Ces initiatives interviennent dans un contexte complexe, marqué par le partenariat stratégique établi entre la RDC et les États-Unis concernant les minerais critiques. Elles coïncident également avec l’accord de Washington signé entre Kinshasa et Kigali, lequel prévoyait des mesures de désescalade, le retrait progressif des forces rwandaises du territoire congolais et la neutralisation des groupes armés opérant dans l’Est de la RDC, notamment les FDLR, considérés par Kigali comme une menace sécuritaire.
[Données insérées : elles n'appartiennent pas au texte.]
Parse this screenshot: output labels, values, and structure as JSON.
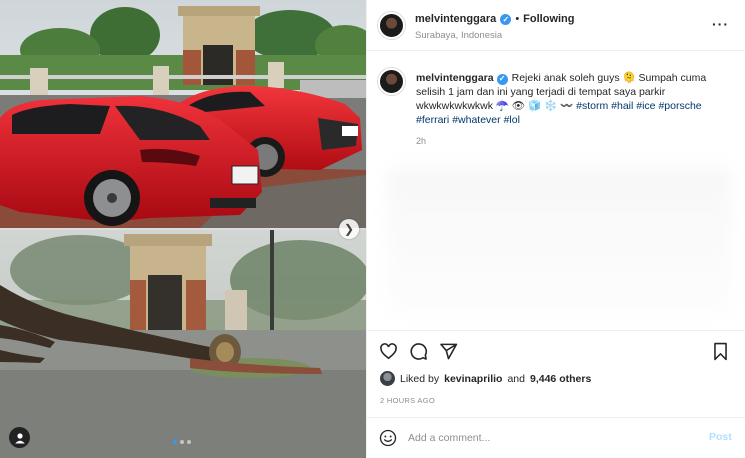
{
  "header": {
    "username": "melvintenggara",
    "separator": "•",
    "follow_status": "Following",
    "location": "Surabaya, Indonesia",
    "more_icon": "more-horizontal-icon"
  },
  "caption": {
    "username": "melvintenggara",
    "text": "Rejeki anak soleh guys 🫠 Sumpah cuma selisih 1 jam dan ini yang terjadi di tempat saya parkir wkwkwkwkwkwk ☂️ 👁 🧊 ❄️ 〰️ ",
    "hashtags": [
      "#storm",
      "#hail",
      "#ice",
      "#porsche",
      "#ferrari",
      "#whatever",
      "#lol"
    ],
    "time": "2h"
  },
  "actions": {
    "like_icon": "heart-icon",
    "comment_icon": "comment-icon",
    "share_icon": "send-icon",
    "save_icon": "bookmark-icon"
  },
  "likes": {
    "prefix": "Liked by",
    "user": "kevinaprilio",
    "middle": "and",
    "count": "9,446 others"
  },
  "posted": "2 HOURS AGO",
  "comment": {
    "placeholder": "Add a comment...",
    "post_label": "Post"
  },
  "carousel": {
    "total": 3,
    "active": 0
  },
  "colors": {
    "accent": "#3897f0",
    "link": "#00376b",
    "muted": "#8e8e8e",
    "car_red": "#d4101c"
  }
}
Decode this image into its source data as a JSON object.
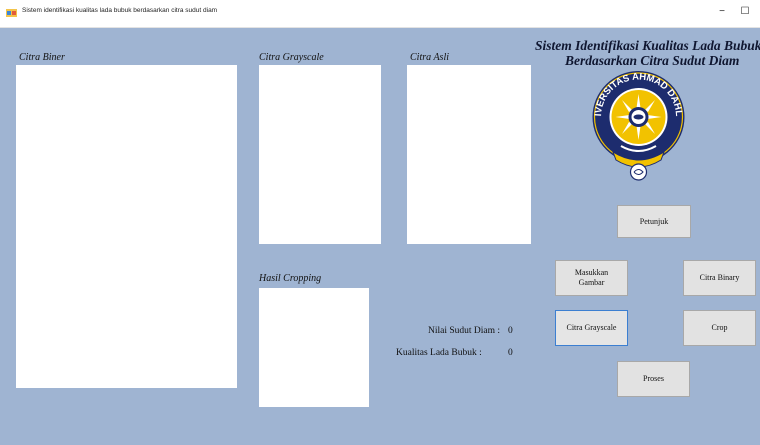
{
  "window": {
    "title": "Sistem identifikasi kualitas lada bubuk berdasarkan citra sudut diam",
    "minimize": "−",
    "maximize": "☐"
  },
  "panels": {
    "citra_biner": "Citra Biner",
    "citra_grayscale": "Citra Grayscale",
    "citra_asli": "Citra Asli",
    "hasil_cropping": "Hasil Cropping"
  },
  "header": {
    "line1": "Sistem Identifikasi Kualitas Lada Bubuk",
    "line2": "Berdasarkan Citra Sudut Diam"
  },
  "logo": {
    "ring_text": "UNIVERSITAS AHMAD DAHLAN",
    "colors": {
      "ring": "#1d2c6e",
      "gold": "#f2c200",
      "white": "#ffffff"
    }
  },
  "buttons": {
    "petunjuk": "Petunjuk",
    "masukkan_gambar_line1": "Masukkan",
    "masukkan_gambar_line2": "Gambar",
    "citra_binary": "Citra Binary",
    "citra_grayscale": "Citra Grayscale",
    "crop": "Crop",
    "proses": "Proses"
  },
  "results": {
    "sudut_label": "Nilai Sudut Diam :",
    "sudut_value": "0",
    "kualitas_label": "Kualitas Lada Bubuk :",
    "kualitas_value": "0"
  },
  "colors": {
    "client_bg": "#9fb4d2",
    "button_bg": "#e2e2e2",
    "focus_border": "#3c7fd1"
  }
}
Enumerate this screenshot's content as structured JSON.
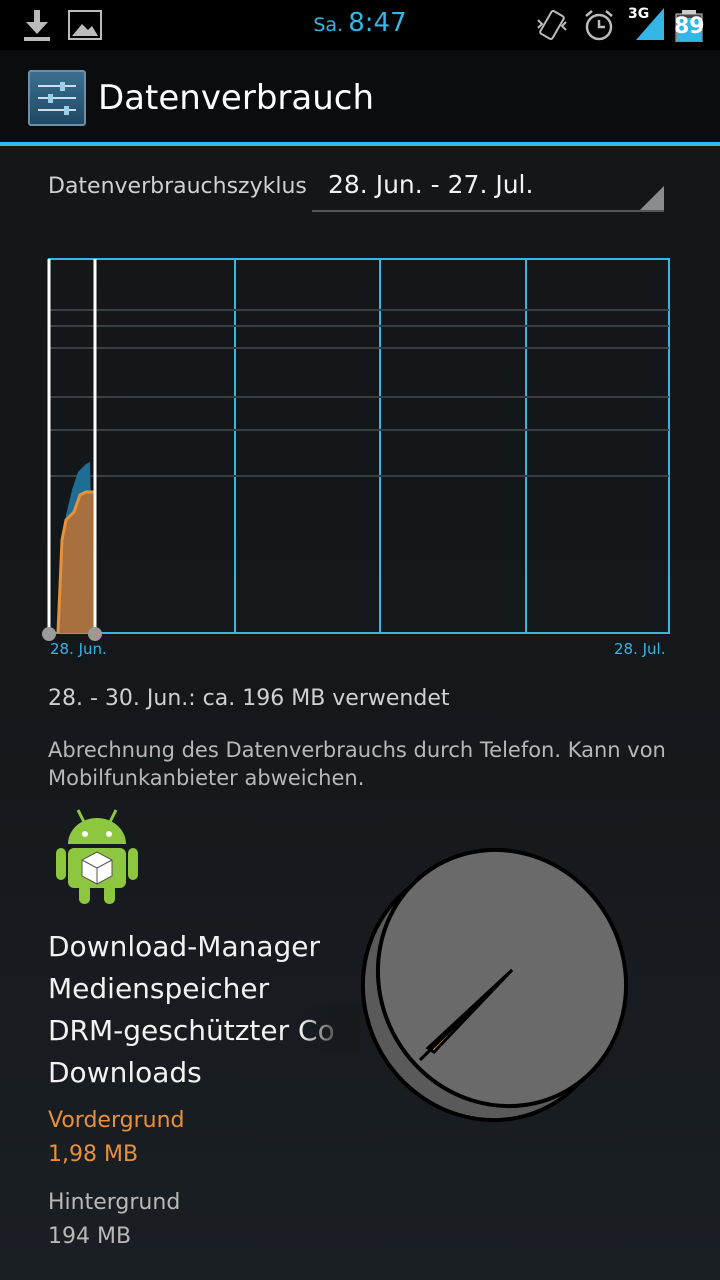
{
  "status_bar": {
    "day": "Sa.",
    "time": "8:47",
    "network": "3G",
    "battery": "89",
    "icons": [
      "download-icon",
      "image-icon",
      "vibrate-icon",
      "alarm-icon",
      "signal-icon",
      "battery-icon"
    ]
  },
  "action_bar": {
    "title": "Datenverbrauch",
    "icon": "settings-sliders-icon"
  },
  "cycle": {
    "label": "Datenverbrauchszyklus",
    "value": "28. Jun. - 27. Jul."
  },
  "chart_data": {
    "type": "area",
    "x_start_label": "28. Jun.",
    "x_end_label": "28. Jul.",
    "series": [
      {
        "name": "",
        "color": "#e8903a"
      },
      {
        "name": "",
        "color": "#1e6d95"
      }
    ],
    "selection": {
      "start": "28. Jun.",
      "end": "30. Jun."
    },
    "grid": true
  },
  "usage_summary": "28. - 30. Jun.: ca. 196 MB verwendet",
  "note": "Abrechnung des Datenverbrauchs durch Telefon. Kann von Mobilfunkanbieter abweichen.",
  "app": {
    "icon": "android-icon",
    "names": [
      "Download-Manager",
      "Medienspeicher",
      "DRM-geschützter Co",
      "Downloads"
    ]
  },
  "foreground": {
    "label": "Vordergrund",
    "value": "1,98 MB"
  },
  "background": {
    "label": "Hintergrund",
    "value": "194 MB"
  },
  "pie": {
    "icon": "usage-pie-icon"
  },
  "colors": {
    "accent": "#33b5e5",
    "foreground": "#e8903a",
    "background_series": "#1e6d95"
  }
}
Malgré ce cadre diplomatique, initialement bien accueilli, la situation sécuritaire sur le terrain demeure extrêmement précaire. Le processus de Doha, mené sous l’égide du Qatar pour faciliter le dialogue entre Kinshasa et la rébellion de l’AFC/M23, reste par ailleurs dans l’impasse.
Les rebelles de l’AFC/M23, que Kinshasa, les Nations unies et plusieurs partenaires internationaux accusent d’être soutenus par le Rwanda, maintiennent leur contrôle sur les villes de Goma et de Bukavu, ainsi que sur diverses autres localités des provinces du Nord-Kivu et du Sud-Kivu. Les affrontements persistent dans plusieurs zones, tandis que les efforts diplomatiques peinent à produire des effets durables. Cette divergence persistante entre les avancées diplomatiques annoncées et la réalité du terrain relance, une fois de plus, le débat sur l’efficacité des résolutions internationales face aux dynamiques locales.